Die deutschen Republikaner hatte Heine - nicht zu Unrecht, wie sich zeigen sollte - im Verdacht, die Revolution in den deutschen Staaten machen zu wollen, "und sie ahnen nimmermehr, daß namentlich in Deutschland durch Tumult und Straßenauflauf wenig gefördert wird". Auch darin behielt er recht; wenn es auf deutschen Straßen einen Auflauf gibt, handelt es sich meist um einen Pogrom. Doch Börne hegte (trotz seiner Verbindung zu den deutschen Republikanern) ebenfalls starke Vorbehalte: "Möchte es nur bei uns friedlich abgehen; denn eine Revolution der Deutschen wäre selbst mir ein Schrekken. (...) Sie wären imstande und metzelten sich um einen Punkt über das I." Und ganz allgemein: "Die Juden sind dümmer wie Vieh, wenn sie sich einreden, bei entstehender Revolution würden sie von den Regierungen geschützt werden. Nein, man würde sie dem Volkshasse aufopfern." Die Erfahrung, daß auch Revolutionäre dazu imstande sind, blieb Börne erspart.

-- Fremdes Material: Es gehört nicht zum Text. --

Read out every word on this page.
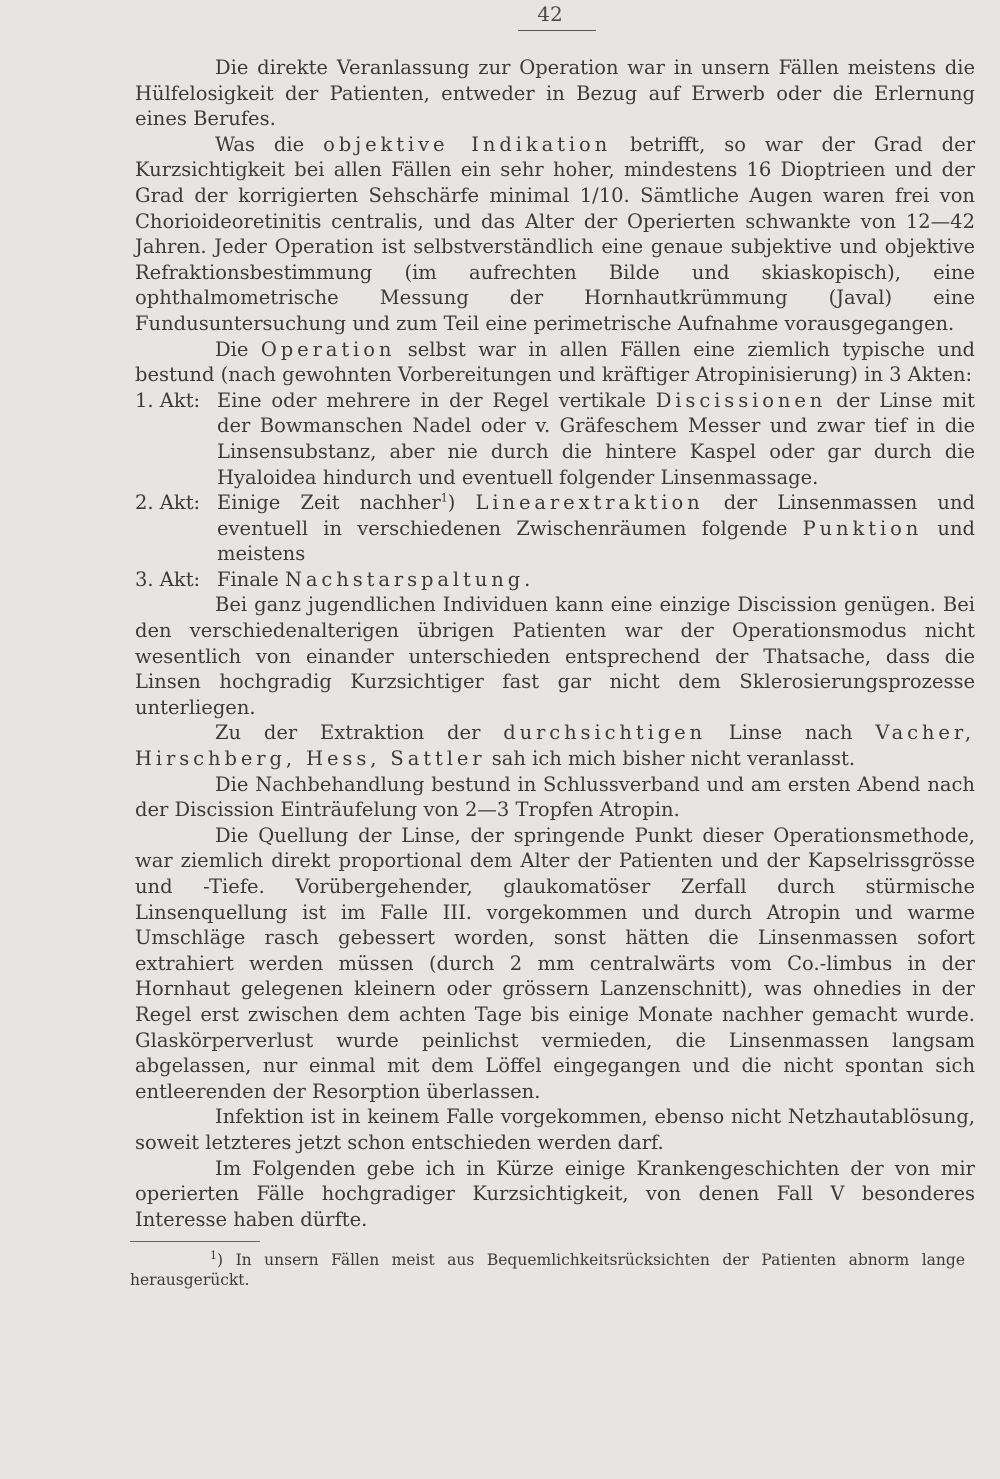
42

Die direkte Veranlassung zur Operation war in unsern Fällen meistens die Hülfelosigkeit der Patienten, entweder in Bezug auf Erwerb oder die Erlernung eines Berufes.

Was die objektive Indikation betrifft, so war der Grad der Kurzsichtigkeit bei allen Fällen ein sehr hoher, mindestens 16 Dioptrieen und der Grad der korrigierten Sehschärfe minimal 1/10. Sämtliche Augen waren frei von Chorioideoretinitis centralis, und das Alter der Operierten schwankte von 12—42 Jahren. Jeder Operation ist selbstverständlich eine genaue subjektive und objektive Refraktionsbestimmung (im aufrechten Bilde und skiaskopisch), eine ophthalmometrische Messung der Hornhautkrümmung (Javal) eine Fundusuntersuchung und zum Teil eine perimetrische Aufnahme vorausgegangen.

Die Operation selbst war in allen Fällen eine ziemlich typische und bestund (nach gewohnten Vorbereitungen und kräftiger Atropinisierung) in 3 Akten:

1. Akt: Eine oder mehrere in der Regel vertikale Discissionen der Linse mit der Bowmanschen Nadel oder v. Gräfeschem Messer und zwar tief in die Linsensubstanz, aber nie durch die hintere Kaspel oder gar durch die Hyaloidea hindurch und eventuell folgender Linsenmassage.
2. Akt: Einige Zeit nachher$^1$) Linearextraktion der Linsenmassen und eventuell in verschiedenen Zwischenräumen folgende Punktion und meistens
3. Akt: Finale Nachstarspaltung.

Bei ganz jugendlichen Individuen kann eine einzige Discission genügen. Bei den verschiedenalterigen übrigen Patienten war der Operationsmodus nicht wesentlich von einander unterschieden entsprechend der Thatsache, dass die Linsen hochgradig Kurzsichtiger fast gar nicht dem Sklerosierungsprozesse unterliegen.

Zu der Extraktion der durchsichtigen Linse nach Vacher, Hirschberg, Hess, Sattler sah ich mich bisher nicht veranlasst.

Die Nachbehandlung bestund in Schlussverband und am ersten Abend nach der Discission Einträufelung von 2—3 Tropfen Atropin.

Die Quellung der Linse, der springende Punkt dieser Operationsmethode, war ziemlich direkt proportional dem Alter der Patienten und der Kapselrissgrösse und -Tiefe. Vorübergehender, glaukomatöser Zerfall durch stürmische Linsenquellung ist im Falle III. vorgekommen und durch Atropin und warme Umschläge rasch gebessert worden, sonst hätten die Linsenmassen sofort extrahiert werden müssen (durch 2 mm centralwärts vom Co.-limbus in der Hornhaut gelegenen kleinern oder grössern Lanzenschnitt), was ohnedies in der Regel erst zwischen dem achten Tage bis einige Monate nachher gemacht wurde. Glaskörperverlust wurde peinlichst vermieden, die Linsenmassen langsam abgelassen, nur einmal mit dem Löffel eingegangen und die nicht spontan sich entleerenden der Resorption überlassen.

Infektion ist in keinem Falle vorgekommen, ebenso nicht Netzhautablösung, soweit letzteres jetzt schon entschieden werden darf.

Im Folgenden gebe ich in Kürze einige Krankengeschichten der von mir operierten Fälle hochgradiger Kurzsichtigkeit, von denen Fall V besonderes Interesse haben dürfte.

$^1$) In unsern Fällen meist aus Bequemlichkeitsrücksichten der Patienten abnorm lange herausgerückt.
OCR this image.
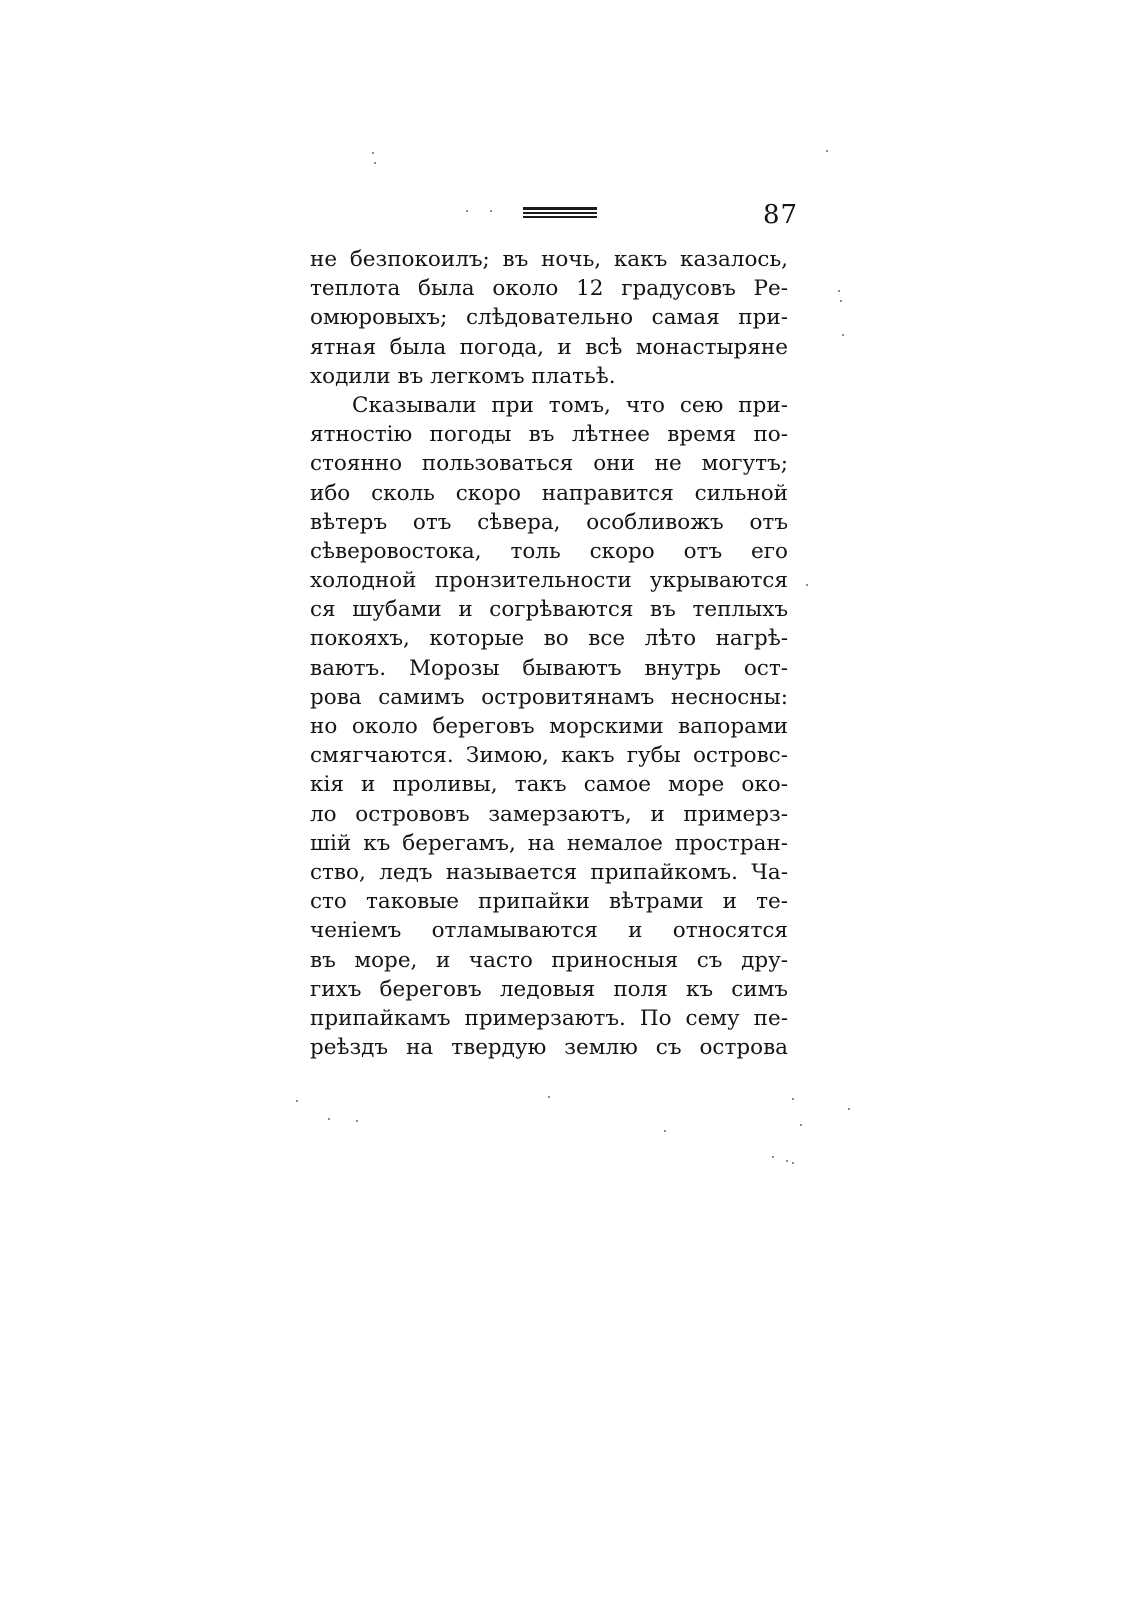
87
не безпокоилъ; въ ночь, какъ казалось,
теплота была около 12 градусовъ Ре-
омюровыхъ; слѣдовательно самая при-
ятная была погода, и всѣ монастыряне
ходили въ легкомъ платьѣ.
Сказывали при томъ, что сею при-
ятностію погоды въ лѣтнее время по-
стоянно пользоваться они не могутъ;
ибо сколь скоро направится сильной
вѣтеръ отъ сѣвера, особливожъ отъ
сѣверовостока, толь скоро отъ его
холодной пронзительности укрываются
ся шубами и согрѣваются въ теплыхъ
покояхъ, которые во все лѣто нагрѣ-
ваютъ. Морозы бываютъ внутрь ост-
рова самимъ островитянамъ несносны:
но около береговъ морскими вапорами
смягчаются. Зимою, какъ губы островс-
кія и проливы, такъ самое море око-
ло острововъ замерзаютъ, и примерз-
шій къ берегамъ, на немалое простран-
ство, ледъ называется припайкомъ. Ча-
сто таковые припайки вѣтрами и те-
ченіемъ отламываются и относятся
въ море, и часто приносныя съ дру-
гихъ береговъ ледовыя поля къ симъ
припайкамъ примерзаютъ. По сему пе-
реѣздъ на твердую землю съ острова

Was ihn gegen Deutschland aufbrachte, war nicht so sehr die Knechtung der Bevölkerung, sondern daß sie sich knechten ließ, nicht der feudale Zustand, sondern daß die Republik in diesem Lande nicht zu verwirklichen ist. Die Erkenntnis ließ ihn sehen, daß noch die französischen Gefängnisse freier sind als die deutsche Freiheit, daß noch die von den spanischen Despoten Drangsalierten souveräner sich bewegen als Frankfurter Bürger. In dieser Situation führten ihn, wie Heine spottete, "alle Gedankenwege zu Metternich", den Führer der europäischen Reaktion.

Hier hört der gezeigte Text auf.